For his work with the emperor, Proculus was later given senatorial rank, and a consulship, though it is not clear what year he served as consul. He also required financial support from Marcus in order to carry the financial burdens of a senatorial career, so from here we may assume he was not born into a wealthy or aristocratic family.

==Works==
His writings are now lost, though there is a (probably fictitious) work occasionally attributed to him titled De peregrinis regionibus. This is likely because of some of the confusion over his identity.

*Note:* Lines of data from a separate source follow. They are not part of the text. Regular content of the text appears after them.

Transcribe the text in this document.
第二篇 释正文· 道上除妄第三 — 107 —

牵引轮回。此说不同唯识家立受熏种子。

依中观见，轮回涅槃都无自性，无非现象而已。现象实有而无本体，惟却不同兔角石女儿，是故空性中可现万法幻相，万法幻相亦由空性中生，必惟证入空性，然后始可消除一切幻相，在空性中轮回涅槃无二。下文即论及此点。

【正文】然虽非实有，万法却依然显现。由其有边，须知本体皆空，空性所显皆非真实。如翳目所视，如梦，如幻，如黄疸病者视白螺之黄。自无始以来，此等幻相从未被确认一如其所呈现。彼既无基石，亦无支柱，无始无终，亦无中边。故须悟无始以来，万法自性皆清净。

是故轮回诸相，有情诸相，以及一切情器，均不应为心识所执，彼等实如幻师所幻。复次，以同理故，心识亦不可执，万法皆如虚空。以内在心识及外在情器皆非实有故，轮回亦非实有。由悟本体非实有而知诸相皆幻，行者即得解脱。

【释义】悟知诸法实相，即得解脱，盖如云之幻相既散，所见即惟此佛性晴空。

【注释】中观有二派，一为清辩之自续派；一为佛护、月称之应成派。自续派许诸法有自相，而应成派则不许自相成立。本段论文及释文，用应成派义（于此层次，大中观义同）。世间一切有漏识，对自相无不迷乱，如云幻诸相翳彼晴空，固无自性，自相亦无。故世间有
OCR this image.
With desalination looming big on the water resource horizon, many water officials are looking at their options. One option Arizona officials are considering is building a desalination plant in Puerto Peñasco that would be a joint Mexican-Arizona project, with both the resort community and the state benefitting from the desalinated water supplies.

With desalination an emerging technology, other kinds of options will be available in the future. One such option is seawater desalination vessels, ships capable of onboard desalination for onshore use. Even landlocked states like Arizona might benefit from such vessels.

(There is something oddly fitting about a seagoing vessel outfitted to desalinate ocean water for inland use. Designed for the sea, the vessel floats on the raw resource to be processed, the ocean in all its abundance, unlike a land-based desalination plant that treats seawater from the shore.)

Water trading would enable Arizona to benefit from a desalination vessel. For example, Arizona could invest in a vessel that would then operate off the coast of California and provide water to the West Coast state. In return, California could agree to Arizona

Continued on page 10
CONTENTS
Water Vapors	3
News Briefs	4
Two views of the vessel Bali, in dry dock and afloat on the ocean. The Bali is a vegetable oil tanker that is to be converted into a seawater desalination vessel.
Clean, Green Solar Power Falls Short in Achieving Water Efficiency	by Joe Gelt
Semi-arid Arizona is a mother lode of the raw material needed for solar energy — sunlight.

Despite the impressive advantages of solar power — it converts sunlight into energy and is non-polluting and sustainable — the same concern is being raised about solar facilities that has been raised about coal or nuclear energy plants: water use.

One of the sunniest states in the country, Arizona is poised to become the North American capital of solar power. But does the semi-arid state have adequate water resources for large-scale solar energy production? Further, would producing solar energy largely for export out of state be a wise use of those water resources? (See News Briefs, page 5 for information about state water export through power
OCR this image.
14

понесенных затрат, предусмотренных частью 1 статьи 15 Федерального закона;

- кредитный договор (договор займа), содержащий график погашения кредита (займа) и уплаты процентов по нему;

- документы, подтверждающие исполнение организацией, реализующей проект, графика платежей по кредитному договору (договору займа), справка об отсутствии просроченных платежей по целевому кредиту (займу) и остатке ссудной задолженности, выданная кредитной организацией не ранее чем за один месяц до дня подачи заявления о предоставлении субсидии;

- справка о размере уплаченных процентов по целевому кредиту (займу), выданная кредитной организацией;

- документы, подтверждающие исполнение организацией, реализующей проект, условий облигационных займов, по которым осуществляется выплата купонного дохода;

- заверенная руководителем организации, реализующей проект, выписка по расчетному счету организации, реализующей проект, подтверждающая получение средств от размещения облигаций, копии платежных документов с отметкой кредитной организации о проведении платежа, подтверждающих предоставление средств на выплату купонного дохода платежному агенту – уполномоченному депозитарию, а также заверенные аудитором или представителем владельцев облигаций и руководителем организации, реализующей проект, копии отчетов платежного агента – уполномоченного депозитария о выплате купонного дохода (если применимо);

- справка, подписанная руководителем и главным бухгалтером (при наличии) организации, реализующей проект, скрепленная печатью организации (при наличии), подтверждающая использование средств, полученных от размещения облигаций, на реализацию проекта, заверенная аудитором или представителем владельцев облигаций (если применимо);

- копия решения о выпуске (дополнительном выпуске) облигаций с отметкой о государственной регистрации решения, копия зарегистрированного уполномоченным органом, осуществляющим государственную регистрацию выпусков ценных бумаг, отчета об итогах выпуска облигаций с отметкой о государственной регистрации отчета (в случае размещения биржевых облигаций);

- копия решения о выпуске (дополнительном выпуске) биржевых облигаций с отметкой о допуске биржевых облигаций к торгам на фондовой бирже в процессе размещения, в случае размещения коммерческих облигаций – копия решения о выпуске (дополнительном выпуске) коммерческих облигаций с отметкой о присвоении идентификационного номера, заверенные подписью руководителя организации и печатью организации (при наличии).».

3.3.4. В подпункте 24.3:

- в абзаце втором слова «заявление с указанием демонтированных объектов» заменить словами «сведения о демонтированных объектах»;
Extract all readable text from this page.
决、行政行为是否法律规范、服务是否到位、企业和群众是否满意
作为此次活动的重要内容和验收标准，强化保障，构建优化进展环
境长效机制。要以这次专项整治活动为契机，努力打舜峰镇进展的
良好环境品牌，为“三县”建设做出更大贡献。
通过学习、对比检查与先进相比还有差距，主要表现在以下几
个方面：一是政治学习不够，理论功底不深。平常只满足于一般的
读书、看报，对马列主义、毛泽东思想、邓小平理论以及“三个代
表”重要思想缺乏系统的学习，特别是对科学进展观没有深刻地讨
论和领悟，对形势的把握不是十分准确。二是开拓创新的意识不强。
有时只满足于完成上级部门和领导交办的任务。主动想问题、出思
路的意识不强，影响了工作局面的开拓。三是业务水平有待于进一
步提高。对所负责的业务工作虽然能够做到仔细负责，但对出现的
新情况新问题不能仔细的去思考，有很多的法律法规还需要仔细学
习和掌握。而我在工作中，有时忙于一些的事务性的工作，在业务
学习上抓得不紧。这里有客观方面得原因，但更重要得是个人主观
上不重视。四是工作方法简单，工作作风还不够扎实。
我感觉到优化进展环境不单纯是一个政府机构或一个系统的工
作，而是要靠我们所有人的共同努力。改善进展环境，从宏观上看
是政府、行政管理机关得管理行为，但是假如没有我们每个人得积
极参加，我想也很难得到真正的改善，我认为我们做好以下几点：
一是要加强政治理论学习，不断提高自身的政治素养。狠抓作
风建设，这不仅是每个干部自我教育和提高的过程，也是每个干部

Some scholars through the 19th century believed that he was to be identified with the author of a Chrestomathy which is our most important source of information on the Epic Cycle. Most modern scholars consider this attribution likely incorrect however, as this was a Greek work and Eutychius Proclus was a grammarian of Latin.

==Identity==
There was historically some confusion over his identity based on earlier scholarship. Raffaello Maffei, the Italian historian and humanist of the 15th and 16th centuries, published information about Proculus in his Commentariorum rerum urbanarum libri XXXVIII, which was a historical source for many later writers. The work itself was quite unreliable in many places. Maffei identifies the 5th-century Platonist philosopher Proclus with "Tuticius Proculus", even though the two men lived three centuries apart, and states that the philosopher was the one who was Aurelius's tutor. Numerous other confusions stemmed from this error, including attribution of works not actually authored by him, and many later writers made similar errors based on Maffei's writings.

As to his name, scholar Anthony Birley has suggested that the name "Eutychius" is actually a corruption of the text, and in all cases should properly read "Tuticius".

We have an inscription from El Kef that mentions a "Marcus Tuticius Proculus" as procurator Augusti (that is, financial procurator, or CFO of a Roman province). This could be the same man, or a relative.